Une élimination qui ne passe pas

Battue par le Paraguay aux tirs au but (1-1, 4 tab à 3) le 29 juin à Foxborough, l’Allemagne a connu sa troisième désillusion consécutive en Coupe du monde, après les éliminations dès le premier tour en 2018 et en 2022. Une sortie jugée d’autant plus humiliante que l’adversaire, le Paraguay, n’était pas donné favori. La presse allemande n’a pas ménagé son sélectionneur au lendemain du match, le Bild lui attribuant sa plus mauvaise note possible.

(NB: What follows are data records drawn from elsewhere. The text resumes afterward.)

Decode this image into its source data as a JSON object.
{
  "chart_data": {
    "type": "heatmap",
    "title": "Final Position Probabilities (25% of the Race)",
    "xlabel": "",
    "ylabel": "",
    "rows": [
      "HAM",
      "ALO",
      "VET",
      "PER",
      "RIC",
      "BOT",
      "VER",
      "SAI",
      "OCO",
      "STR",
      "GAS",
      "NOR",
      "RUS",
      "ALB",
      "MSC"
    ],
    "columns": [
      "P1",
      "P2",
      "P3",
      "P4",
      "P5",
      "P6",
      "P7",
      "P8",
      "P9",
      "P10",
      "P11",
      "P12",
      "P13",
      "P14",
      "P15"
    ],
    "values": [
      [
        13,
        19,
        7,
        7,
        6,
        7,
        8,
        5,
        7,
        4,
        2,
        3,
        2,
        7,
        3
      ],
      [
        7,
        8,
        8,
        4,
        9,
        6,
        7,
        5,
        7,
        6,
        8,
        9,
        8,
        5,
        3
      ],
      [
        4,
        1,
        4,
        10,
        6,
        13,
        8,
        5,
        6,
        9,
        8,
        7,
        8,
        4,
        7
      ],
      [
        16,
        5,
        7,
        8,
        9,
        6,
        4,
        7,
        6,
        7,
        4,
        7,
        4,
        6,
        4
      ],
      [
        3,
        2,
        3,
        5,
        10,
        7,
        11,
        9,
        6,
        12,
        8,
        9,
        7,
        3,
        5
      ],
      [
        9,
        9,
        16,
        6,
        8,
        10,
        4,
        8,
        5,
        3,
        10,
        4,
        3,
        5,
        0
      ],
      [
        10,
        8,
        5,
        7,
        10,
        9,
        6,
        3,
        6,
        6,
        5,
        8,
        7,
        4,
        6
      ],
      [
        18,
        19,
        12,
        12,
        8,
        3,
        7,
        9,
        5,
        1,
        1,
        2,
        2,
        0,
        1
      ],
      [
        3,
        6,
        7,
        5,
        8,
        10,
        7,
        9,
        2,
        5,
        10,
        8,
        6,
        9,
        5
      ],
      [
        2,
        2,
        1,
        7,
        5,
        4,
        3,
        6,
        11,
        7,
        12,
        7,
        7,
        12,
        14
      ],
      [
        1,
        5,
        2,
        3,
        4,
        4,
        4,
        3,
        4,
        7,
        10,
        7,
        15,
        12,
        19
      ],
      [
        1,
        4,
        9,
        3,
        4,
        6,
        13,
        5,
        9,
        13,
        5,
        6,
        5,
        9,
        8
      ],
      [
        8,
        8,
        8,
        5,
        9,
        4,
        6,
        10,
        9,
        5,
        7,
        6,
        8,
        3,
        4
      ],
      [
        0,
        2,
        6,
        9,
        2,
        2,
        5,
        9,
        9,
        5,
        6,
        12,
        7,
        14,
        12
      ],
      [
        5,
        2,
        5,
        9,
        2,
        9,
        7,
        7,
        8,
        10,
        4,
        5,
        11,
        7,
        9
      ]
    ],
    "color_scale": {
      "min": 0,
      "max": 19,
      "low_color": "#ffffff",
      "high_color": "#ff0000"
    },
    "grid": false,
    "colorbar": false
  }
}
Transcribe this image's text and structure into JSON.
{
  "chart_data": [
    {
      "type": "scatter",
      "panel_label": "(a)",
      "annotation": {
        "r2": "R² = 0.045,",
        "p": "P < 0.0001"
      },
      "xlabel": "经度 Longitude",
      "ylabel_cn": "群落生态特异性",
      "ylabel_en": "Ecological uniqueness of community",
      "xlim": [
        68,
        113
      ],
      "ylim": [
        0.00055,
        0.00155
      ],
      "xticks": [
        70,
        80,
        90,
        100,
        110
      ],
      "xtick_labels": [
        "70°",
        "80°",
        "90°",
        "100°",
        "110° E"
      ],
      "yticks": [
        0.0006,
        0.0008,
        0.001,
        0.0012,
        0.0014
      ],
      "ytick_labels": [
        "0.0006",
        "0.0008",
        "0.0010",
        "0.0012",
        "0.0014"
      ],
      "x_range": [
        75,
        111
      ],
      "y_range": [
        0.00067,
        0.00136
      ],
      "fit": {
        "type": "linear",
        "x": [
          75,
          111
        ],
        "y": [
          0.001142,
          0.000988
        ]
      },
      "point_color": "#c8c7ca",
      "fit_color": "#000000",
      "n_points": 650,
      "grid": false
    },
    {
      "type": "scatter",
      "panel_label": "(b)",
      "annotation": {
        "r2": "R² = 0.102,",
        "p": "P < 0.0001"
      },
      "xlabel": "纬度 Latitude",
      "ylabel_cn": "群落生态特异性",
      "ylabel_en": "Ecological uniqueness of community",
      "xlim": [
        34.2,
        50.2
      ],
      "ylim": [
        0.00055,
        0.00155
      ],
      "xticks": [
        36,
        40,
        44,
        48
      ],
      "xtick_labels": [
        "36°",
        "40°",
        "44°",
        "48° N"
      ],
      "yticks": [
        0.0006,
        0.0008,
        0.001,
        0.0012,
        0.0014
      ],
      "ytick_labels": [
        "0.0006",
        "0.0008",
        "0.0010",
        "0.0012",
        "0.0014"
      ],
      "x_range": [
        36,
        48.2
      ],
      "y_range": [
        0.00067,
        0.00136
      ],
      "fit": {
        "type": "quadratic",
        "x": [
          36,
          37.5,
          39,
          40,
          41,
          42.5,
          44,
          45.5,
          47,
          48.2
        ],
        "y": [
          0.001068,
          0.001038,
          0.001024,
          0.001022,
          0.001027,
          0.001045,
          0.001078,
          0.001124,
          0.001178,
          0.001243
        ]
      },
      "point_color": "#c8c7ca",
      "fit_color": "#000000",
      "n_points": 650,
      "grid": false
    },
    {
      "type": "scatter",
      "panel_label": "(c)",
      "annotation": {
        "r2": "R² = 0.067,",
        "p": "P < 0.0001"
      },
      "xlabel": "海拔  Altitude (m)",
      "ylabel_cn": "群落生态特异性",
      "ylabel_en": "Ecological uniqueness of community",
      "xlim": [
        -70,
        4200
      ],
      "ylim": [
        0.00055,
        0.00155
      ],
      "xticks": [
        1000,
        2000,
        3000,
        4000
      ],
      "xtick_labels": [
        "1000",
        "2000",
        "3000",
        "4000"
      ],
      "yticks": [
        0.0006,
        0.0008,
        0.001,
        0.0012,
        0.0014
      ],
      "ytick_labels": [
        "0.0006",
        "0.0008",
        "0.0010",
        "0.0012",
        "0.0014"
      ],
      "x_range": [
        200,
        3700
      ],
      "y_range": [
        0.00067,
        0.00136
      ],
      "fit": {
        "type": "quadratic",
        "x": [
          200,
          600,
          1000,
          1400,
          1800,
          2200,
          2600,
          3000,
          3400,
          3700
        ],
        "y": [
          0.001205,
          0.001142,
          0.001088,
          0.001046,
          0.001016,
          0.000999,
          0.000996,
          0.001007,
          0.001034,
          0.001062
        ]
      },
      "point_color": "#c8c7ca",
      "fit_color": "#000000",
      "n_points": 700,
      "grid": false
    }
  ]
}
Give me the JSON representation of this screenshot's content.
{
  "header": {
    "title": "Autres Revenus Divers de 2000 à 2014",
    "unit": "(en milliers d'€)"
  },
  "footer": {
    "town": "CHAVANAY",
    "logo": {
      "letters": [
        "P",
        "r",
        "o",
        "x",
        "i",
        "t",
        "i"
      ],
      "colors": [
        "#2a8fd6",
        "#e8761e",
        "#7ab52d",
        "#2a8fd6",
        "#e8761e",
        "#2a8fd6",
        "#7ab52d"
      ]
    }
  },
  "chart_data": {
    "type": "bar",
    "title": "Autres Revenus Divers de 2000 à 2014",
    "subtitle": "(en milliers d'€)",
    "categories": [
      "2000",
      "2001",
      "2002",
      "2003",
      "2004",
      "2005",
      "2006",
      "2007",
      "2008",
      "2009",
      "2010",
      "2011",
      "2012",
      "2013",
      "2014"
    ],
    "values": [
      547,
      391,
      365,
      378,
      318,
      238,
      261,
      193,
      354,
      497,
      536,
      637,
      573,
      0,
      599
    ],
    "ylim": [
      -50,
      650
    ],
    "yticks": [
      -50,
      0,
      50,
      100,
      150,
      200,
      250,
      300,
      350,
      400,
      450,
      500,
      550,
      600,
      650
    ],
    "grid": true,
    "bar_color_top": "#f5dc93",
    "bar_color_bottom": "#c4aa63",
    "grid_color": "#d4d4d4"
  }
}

Dans les heures qui ont suivi l’élimination, Julian Nagelsmann avait pourtant écarté toute idée de départ, assurant ne pas être du genre à fuir ses responsabilités. Mais après une réunion de trois heures organisée jeudi par la Fédération allemande de football pour analyser cet échec, une proposition de démission lui a été faite. Le technicien de 38 ans, sous contrat jusqu’en 2028, l’a acceptée, évitant ainsi un limogeage. Son nom devrait être associé à Jürgen Klopp, cité comme grand favori pour lui succéder.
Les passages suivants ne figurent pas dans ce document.